En ce moment, sournoisement une image m'obsède.

(Attendez une seconde, vous allez pouvoir vous foutre de ma gueule.)

Je vois - je sens - distinctement

un kyste

ou un bubon ou un abcès

je ne sais pas ce qu'en disent les médecins ou le populo, mais :

une boule, rigide et emplie de pus.

Au début on ne sait d'ailleurs pas que c'est du pus :

on pense à un os supplémentaire qui aurait poussé dans une région mysérieuse

et rendue difficile d'accès à cause de l'os du coccyx.
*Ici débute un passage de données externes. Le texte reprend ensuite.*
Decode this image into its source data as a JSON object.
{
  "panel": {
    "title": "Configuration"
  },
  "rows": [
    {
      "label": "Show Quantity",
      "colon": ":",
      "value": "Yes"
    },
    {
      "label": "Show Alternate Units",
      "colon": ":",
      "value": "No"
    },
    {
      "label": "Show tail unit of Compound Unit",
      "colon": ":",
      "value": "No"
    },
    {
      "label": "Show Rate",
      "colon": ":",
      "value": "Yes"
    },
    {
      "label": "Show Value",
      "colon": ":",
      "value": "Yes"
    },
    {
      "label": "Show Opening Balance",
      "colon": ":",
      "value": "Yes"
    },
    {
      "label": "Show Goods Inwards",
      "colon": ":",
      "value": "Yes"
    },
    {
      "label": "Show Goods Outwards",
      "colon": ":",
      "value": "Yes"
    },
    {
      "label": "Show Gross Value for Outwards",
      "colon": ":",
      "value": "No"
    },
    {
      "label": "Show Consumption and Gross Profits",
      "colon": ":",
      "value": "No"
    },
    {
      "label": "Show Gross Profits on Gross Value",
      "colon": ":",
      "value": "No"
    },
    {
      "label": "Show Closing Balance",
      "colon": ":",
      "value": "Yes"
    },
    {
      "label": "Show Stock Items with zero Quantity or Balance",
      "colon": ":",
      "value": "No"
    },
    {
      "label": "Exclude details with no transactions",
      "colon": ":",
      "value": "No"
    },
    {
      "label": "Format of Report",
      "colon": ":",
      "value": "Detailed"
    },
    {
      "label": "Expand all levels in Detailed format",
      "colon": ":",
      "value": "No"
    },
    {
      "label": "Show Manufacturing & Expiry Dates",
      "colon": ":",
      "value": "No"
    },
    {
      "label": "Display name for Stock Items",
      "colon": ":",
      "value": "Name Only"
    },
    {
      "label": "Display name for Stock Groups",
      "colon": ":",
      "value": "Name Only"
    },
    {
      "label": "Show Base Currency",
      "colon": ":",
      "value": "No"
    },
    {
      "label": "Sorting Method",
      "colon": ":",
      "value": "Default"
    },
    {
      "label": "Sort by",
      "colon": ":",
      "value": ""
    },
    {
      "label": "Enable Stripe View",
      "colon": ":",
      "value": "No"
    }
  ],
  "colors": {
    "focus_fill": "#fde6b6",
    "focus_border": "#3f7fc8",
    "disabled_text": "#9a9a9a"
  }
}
On pense aussi tumeur, on pense aussi cancer,

on se demande encore s'il s'agit de deux mots pour une même chose

vraiment nos connaissances en médecine sont pitoyable.

S'en suivent trois jours souffrance totale.

Au début on s'assoit ont dérouille.

Puis c'est le vautrage qui pose problème.

Au bout d'un moment, debout couché, toutes ces positions qu'on nous enseigne d'une voix de stentor

deviennent des cocons de couleurs qui nous recouvrent instantanément.

On en ferme les yeux on en pleurerait,

on se sentirait presque isolé et protégé du monde extérieur

tellement cette douleur constante nous porte ailleurs dans la galaxie.

Puis un jour, par la seule force d'un regard (on suppose qu'il y a de l'amour)

la chose éclate et ce sont des flot de pus

(moitié rouge moitié translucide - souviens-toi, comme lorsque la sage-femme

a percé ta poche, il n'y a pas si longtemps)

on sait que la substance sera longue à s'écouler

on pourrira trois slips et puis et puis

et puis les douches deviendront très complexes pendant un moment.

Mais le principal : la douleur est fini. C'est comme une vertigineuse, exquise et bancale onde de rien qui nous berce tout le corps

et deux-trois heures d'euphorie.

En réalité le corps est revenu : et le monde extérieur, et notre place exiguë dans la galaxie.

On est rendus à la même merde que tout le monde.

Mais bien sûr, par un fâcheuse déformation de poète,

nous essayons à tout prix d'y voir quel que chose

de l'ordre de la métaphore.

(La société ? L'être ? La question de l'ego ?)

En fait il ne s'agit de rien d'autre que ça :

la douleur, et la fin de la douleur.